How to Navigate LED Sign Regulations

Posted by Electro-Matic on May 17, 2016 6:00:00 AM

Even though electronic message centers have been around for many years many sign ordinances have not keep up with this technology. This fact can make it a challenge to know if your new LED sign will be permitted or, if it is, what specific rules will apply to the daily operation of it. However there are some tools you can use to get past the bureaucratic obstacles if you are willing to spend some time researching the actual codes. This article will help you learn to navigate LED sign regulations in your community.

1. Find out your zoning district

Every city has zoning districts that have their own rules on signage, including LED signs. Business districts normally allow more signage options while residential districts may not allow any signage unless you are a church or school.

Call or go to your city’s web site and look for a zoning map. This is usually available in the Planing, Zoning, or Land Use Area of the website. A general search for "city name zoning map” usually provides good results.

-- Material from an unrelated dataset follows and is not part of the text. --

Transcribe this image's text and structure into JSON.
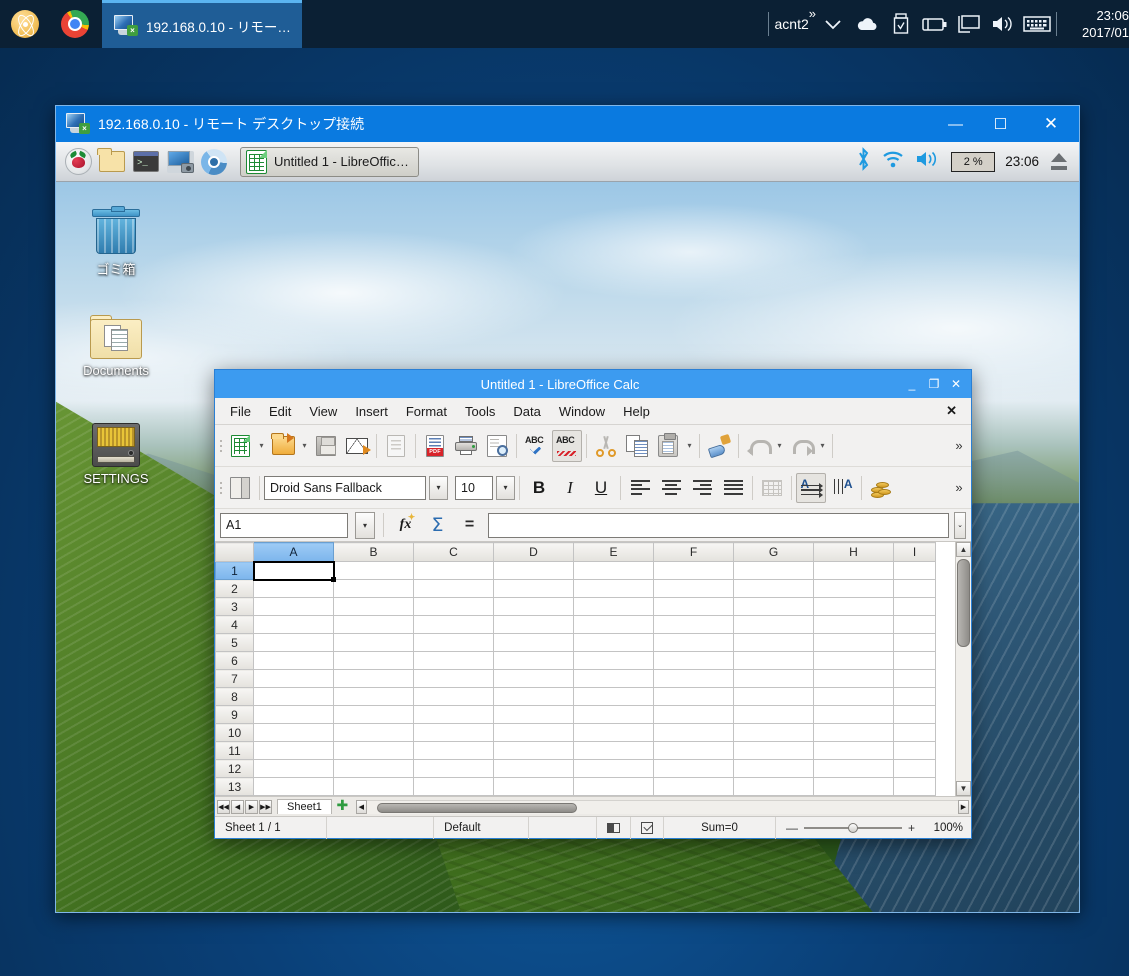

This is the first step toward understanding how government regulations could affect your LED sign options and will be used in step three: Review your sign code.

2. Get your property line locations measurements

Property line measurements for LED sign regulationsMany sign codes base the allowable size of your sign on the length of your property line. You may already have a survey or Plat Map of your property. If not, these records are kept by county property tax assessors’ office.

 

Most of these offices have a website where you can search a properties address. The results of the search will usually have a link to an online version of the Plat Map. If you have any problems with this search you can call the assessors office directly. The Plat Map also will be helpful as you review your city or township’s sign code to determine options for your LED sign in the next step.

3. Review your sign code.

Most cities post their sign codes online. Some host it locally while some may use websites like American Legal or Municode. Researching sign codes can be a daunting task, but necessary when navigating LED sign regulations. Here are a few points to keep in mind when reading through the codes.

  • The sign code is usually in the Zoning, Planing, Land Use, or Development section of the city’s main code.
  • Codes usually present the overall code first, then prohibited signs, then specific restrictions for each zoning district.
  • If the code is in electronic form it is usually searchable. Searching for signage will usually get you to the correct section.
  • There is usually a definitions section in the code. The code may say “flashing signs are prohibited.” If so, you will want to look at the definitions section to see if LED signs are considered to be in this group. If they are not there may be a separate definition for them.

4. Verify your findings

You can call the city and ask to speak with a city planner and let them know you are researching permitting for an LED sign. Anything the planner says regarding restrictions must be backed up by a specific part of the code.

You have the right to ask for the code reference for any restrictions. If you feel the planner is not familiar with the sign code ask to speak with someone who is. Remember you get more with honey than vinegar so always be polite and courteous.

Getting into LED sign regulations and the sign code in your area can be a challenge, but it is worth the effort to make sure you know the regulations for the property where the LED sign will be installed.